Everybody's sick of hearing about this But it's all I have to say (it's all I have to talk about) So where can I go and what can I say? When I feel I've lost everything I once thought I had It's hard to pretend that I don't care But I'm still here - waiting Feeling so small as the world keeps spinning.
Another night underneath the dark Where the wind carries the cold mile after mile And I'm hundreds of miles away from where I was once Our lives spread out are just too large This is when I come to realize that this will never be what we thought it would be. What we once believed.
I write a million messages, that you'll never read I'm not sure why... as slowly I forget what I'm holding onto. And my beliefs begin to fade away, Because I'm holding onto something so far away Am I always holding onto something so distant?
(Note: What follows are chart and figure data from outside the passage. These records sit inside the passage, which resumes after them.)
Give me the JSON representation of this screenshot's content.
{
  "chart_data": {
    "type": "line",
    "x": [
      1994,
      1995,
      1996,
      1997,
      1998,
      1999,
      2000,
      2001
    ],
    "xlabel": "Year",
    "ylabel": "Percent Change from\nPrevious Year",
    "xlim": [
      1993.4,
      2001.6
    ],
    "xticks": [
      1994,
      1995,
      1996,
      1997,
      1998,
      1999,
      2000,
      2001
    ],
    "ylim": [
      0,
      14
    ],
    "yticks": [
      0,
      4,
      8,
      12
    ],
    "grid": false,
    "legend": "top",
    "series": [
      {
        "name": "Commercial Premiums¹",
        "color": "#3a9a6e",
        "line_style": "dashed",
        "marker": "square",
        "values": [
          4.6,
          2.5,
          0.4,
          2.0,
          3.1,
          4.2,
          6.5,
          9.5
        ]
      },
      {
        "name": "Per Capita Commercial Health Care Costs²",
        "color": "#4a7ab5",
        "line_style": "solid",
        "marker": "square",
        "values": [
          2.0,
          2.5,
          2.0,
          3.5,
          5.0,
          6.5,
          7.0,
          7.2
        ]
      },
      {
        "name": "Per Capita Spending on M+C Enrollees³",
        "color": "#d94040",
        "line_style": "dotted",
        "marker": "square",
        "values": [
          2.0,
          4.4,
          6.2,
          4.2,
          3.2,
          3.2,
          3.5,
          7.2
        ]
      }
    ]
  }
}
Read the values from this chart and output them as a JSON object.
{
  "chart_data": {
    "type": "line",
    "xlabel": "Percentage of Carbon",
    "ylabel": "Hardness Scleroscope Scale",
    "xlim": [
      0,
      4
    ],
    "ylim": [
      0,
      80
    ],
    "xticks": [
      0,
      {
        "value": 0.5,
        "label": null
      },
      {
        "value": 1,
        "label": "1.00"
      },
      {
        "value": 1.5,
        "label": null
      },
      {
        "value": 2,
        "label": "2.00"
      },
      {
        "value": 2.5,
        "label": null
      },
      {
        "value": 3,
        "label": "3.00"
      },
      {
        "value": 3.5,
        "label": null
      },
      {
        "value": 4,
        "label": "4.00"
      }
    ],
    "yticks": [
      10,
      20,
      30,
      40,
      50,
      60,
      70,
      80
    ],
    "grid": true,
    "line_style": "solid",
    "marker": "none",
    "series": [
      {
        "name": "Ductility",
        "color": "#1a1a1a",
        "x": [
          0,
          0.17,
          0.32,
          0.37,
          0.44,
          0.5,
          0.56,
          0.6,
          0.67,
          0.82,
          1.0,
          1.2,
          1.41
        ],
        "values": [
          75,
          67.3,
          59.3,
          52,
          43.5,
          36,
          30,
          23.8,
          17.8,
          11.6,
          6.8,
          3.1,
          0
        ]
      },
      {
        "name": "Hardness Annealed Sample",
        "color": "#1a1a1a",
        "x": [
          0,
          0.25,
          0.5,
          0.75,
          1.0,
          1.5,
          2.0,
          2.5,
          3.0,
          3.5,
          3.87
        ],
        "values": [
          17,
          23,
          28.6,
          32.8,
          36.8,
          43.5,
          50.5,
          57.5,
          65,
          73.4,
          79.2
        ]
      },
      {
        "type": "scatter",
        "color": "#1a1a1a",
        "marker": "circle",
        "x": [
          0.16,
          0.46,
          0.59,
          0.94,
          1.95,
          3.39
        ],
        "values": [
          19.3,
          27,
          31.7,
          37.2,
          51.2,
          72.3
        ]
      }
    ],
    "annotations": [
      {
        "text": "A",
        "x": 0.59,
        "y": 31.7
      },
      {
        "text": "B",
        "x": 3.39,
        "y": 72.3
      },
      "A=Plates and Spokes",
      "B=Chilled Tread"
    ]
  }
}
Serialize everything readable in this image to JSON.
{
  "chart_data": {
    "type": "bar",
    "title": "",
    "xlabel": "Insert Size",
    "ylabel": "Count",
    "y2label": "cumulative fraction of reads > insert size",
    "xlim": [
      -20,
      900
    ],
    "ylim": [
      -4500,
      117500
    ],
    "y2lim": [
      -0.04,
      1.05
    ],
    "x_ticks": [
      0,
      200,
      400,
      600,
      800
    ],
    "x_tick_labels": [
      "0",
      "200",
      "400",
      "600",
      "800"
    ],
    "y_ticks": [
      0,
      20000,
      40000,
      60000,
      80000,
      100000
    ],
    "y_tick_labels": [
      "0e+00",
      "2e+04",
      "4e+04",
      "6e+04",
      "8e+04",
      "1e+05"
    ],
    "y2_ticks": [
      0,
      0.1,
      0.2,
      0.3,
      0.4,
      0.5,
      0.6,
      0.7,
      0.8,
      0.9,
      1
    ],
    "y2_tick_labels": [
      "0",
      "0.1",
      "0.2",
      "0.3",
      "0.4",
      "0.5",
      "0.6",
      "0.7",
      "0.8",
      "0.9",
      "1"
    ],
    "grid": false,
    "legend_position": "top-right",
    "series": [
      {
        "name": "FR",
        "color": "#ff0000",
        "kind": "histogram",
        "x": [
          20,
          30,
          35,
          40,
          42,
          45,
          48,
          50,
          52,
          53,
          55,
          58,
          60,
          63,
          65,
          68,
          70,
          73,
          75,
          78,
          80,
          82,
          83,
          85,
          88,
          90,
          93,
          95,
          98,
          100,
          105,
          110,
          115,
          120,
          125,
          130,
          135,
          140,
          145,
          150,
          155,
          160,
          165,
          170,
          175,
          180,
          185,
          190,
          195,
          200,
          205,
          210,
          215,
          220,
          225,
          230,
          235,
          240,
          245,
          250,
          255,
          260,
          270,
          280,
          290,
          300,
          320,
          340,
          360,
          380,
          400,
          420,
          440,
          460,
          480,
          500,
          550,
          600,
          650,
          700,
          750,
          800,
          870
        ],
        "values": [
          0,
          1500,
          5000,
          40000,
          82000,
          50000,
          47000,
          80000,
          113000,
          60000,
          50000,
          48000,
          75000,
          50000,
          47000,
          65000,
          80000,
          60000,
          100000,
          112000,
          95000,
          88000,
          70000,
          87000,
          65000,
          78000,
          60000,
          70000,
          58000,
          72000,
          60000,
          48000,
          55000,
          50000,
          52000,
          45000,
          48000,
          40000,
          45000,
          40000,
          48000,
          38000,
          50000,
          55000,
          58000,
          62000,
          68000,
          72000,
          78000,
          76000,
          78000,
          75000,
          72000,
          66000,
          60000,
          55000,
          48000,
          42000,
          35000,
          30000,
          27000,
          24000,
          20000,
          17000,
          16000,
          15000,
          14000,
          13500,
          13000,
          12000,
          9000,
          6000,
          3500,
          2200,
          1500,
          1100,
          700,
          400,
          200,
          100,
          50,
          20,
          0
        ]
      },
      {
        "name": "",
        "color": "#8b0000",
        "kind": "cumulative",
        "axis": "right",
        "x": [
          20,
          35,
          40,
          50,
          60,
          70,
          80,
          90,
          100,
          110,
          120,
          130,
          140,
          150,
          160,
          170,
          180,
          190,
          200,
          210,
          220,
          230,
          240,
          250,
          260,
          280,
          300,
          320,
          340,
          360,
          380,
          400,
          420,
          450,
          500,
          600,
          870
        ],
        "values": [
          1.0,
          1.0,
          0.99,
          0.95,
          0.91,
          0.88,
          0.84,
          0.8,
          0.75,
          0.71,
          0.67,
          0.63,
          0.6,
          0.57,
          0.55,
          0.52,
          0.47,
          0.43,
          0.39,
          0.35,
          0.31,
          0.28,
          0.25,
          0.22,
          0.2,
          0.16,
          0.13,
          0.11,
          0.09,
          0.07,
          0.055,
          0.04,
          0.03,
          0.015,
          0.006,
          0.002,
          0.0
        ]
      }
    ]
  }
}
Every day I'm waking up feeling more lost than the day before And I think back on my memories that will be with me forever Am I really just in love with the idea of being in love? Maybe I want it more than I know (or care to admit) But I'm losing touch And it's difficult when everything and everyone around you is falling apart I can pretend not to care all I want It doesn't change a thing And there's not a thing I can do to change how she feels: how I feel.
Everyone tells me that I just need time, But time is never on my side.
I don't know how to get through this, I wish I didn't have to.
In the distance a pertaining light breaches the cold Of a summer stained with the sulfides of an apathetic system Is it without regret that I withdraw in hibernation, As I breathe the hollow air to only find myself suffocating And these proverbial memories bring retracted conflict But I am but a bystander, this is out of my control As I wait... for her to tell me what my future holds But I am lost in her memory Even if she can't see me in her own.
It is in this instance that I realize that I'm nothing more Than a grain of sand scattered among the Utopian plains And in correlation to a perfection of youth, from where I have just returned It haunts me that I can be so distant and such a fool This is my mistake but I'm just learning So from this juncture I will try to rotate all my misgivings
I know I'm not perfect but I'm trying And every grain is another possibility another reason But until this starts to expire I will do everything I can, to be everything you ever wanted.